Part One: Classification

In this project, we aimed to create a basic CNN classifier using the Pytorch framework. We sought to classify images in the FashionMNIST dataset into 10 categories: T-shirt/top, Trouser, Pullover, Dress, Coat, Sandal, Shirt, Sneaker, Bag, Ankle boot.

Random Examples of Items in the Training Data

Class Example
Bag
Pullover
T-shirt/top
Dress

Neural Network Design

For my neural network design, I have 2 convolutional layers (with output sizes of 64), separated by a SELU and a MaxPooling layer. I then send the data through two fully connected layers, separated by a SELU. I decided to increase the channels of the convolutions to be 64 instead of the 32 that was suggested in order to give me a higher accuracy. In addition to this, I experimented with a wide range of pytorch’s non linear activation functions.

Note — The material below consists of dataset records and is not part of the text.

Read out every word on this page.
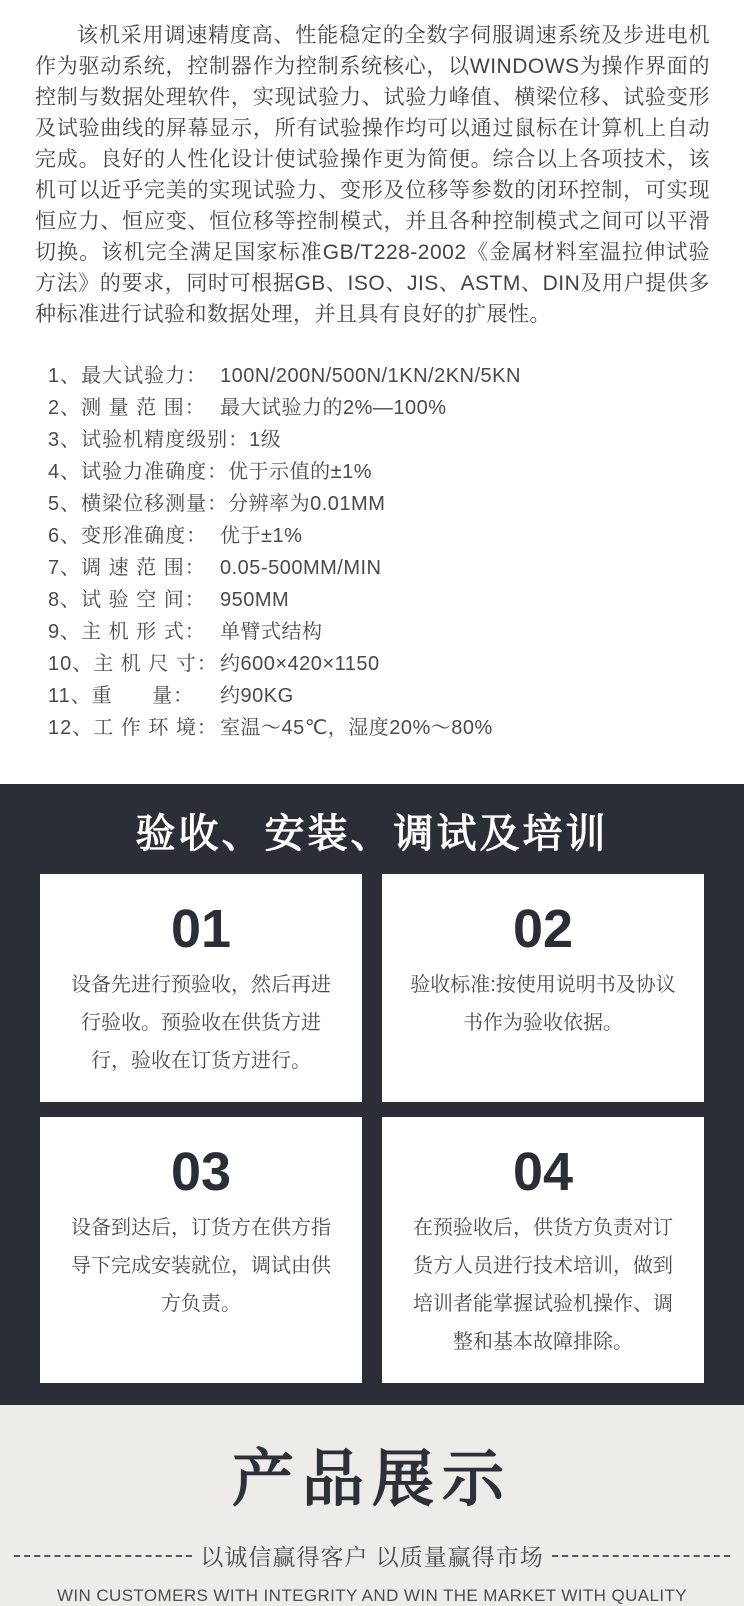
该机采用调速精度高、性能稳定的全数字伺服调速系统及步进电机作为驱动系统，控制器作为控制系统核心，以WINDOWS为操作界面的控制与数据处理软件，实现试验力、试验力峰值、横梁位移、试验变形及试验曲线的屏幕显示，所有试验操作均可以通过鼠标在计算机上自动完成。良好的人性化设计使试验操作更为简便。综合以上各项技术，该机可以近乎完美的实现试验力、变形及位移等参数的闭环控制，可实现恒应力、恒应变、恒位移等控制模式，并且各种控制模式之间可以平滑切换。该机完全满足国家标准GB/T228-2002《金属材料室温拉伸试验方法》的要求，同时可根据GB、ISO、JIS、ASTM、DIN及用户提供多种标准进行试验和数据处理，并且具有良好的扩展性。

1、最大试验力： 100N/200N/500N/1KN/2KN/5KN
2、测 量 范 围： 最大试验力的2%—100%
3、试验机精度级别： 1级
4、试验力准确度： 优于示值的±1%
5、横梁位移测量： 分辨率为0.01MM
6、变形准确度： 优于±1%
7、调 速 范 围： 0.05-500MM/MIN
8、试 验 空 间： 950MM
9、主 机 形 式： 单臂式结构
10、主 机 尺 寸： 约600×420×1150
11、重      量：	约90KG
12、工 作 环 境： 室温～45℃，湿度20%～80%
验收、安装、调试及培训
01

设备先进行预验收，然后再进行验收。预验收在供货方进行，验收在订货方进行。

02

验收标准:按使用说明书及协议书作为验收依据。

03

设备到达后，订货方在供方指导下完成安装就位，调试由供方负责。

04

在预验收后，供货方负责对订货方人员进行技术培训，做到培训者能掌握试验机操作、调整和基本故障排除。

产品展示
以诚信赢得客户 以质量赢得市场
WIN CUSTOMERS WITH INTEGRITY AND WIN THE MARKET WITH QUALITY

I found using nn.SELU() gave the best results and so I replaced all the nonlinearities that were RELUs with SELU in my best model. My first fully connected layer is (CONV_CHANNELS * N_PIXELS_IN_IMAGE)x120 which is (1600x120) and the second is 120x10 to reduce number of outputs to be able to determine the class.

Network summary: input -> conv2d(3x3, 64 channels) -> SELU -> MaxPool -> conv2d(3x3, 64 channels) -> SELU -> MaxPool -> flatten -> fully_connected(1600x120, 120) -> SELU -> fully_connected(120, 10)

Hyperparameters

I trained my network with a batch size of 512 in order to speed up processing time due to the GPU acceleration. I used the nn.CrossEntropyLoss criterion and the Adam optimizer with a learning rate of 0.001. I experimented with different learning rates, optimizers (such as SGD) and batch sizes, but I managed to get my best results with these. I experimented with the number of epochs and ended up with 10 my choice (although the difference between all values between 6 and 10 was very marignal and mostly dependent on the random order the training data was loaded).

I also split my training data into 5/6th training and 1/6 validation data so that in total the training data was 80% of the full dataset (50,000), the validation 10% (10,000) and the testing 10% (10,000).

Training and Validation Accuracies Over Time

Here we can see the model is being overfitted a bit as the training accuracy increases with only a marginal increase of testing accuracy, but with this number of epochs the validation loss was lowest.

Testing Accuracy

Over all the testing data, I ended up getting an accuracy of 90.52%. The following table details the per class accuracy of my best model.

Class Validation Accuracy Testing Accuracy
T-shirt/top 89.51% 86.1%
Trouser 98.7% 97.5%
Pullover 85.57% 86.5%
Dress 91.93% 90.9%
Coat 93.16% 89.2%
Sandal 98.7% 97.4%
Shirt 74.46% 68.0%
Sneaker 97.99% 97.4%
Bag 98.68% 98.0%
Ankle boot 97.56% 95.8%

From this table, we can see that Shirt is the hardest class to get, likely due to it’s similarity to other classes such as T-shirt/top and Coat. Most of the other classes had fairly high accuracies.

Per Class Output Examples

The following table contains example inputs and outputs for each class. In it, there are two inputs the model classified correctly, and two inputs that it mistakingly classified as that class.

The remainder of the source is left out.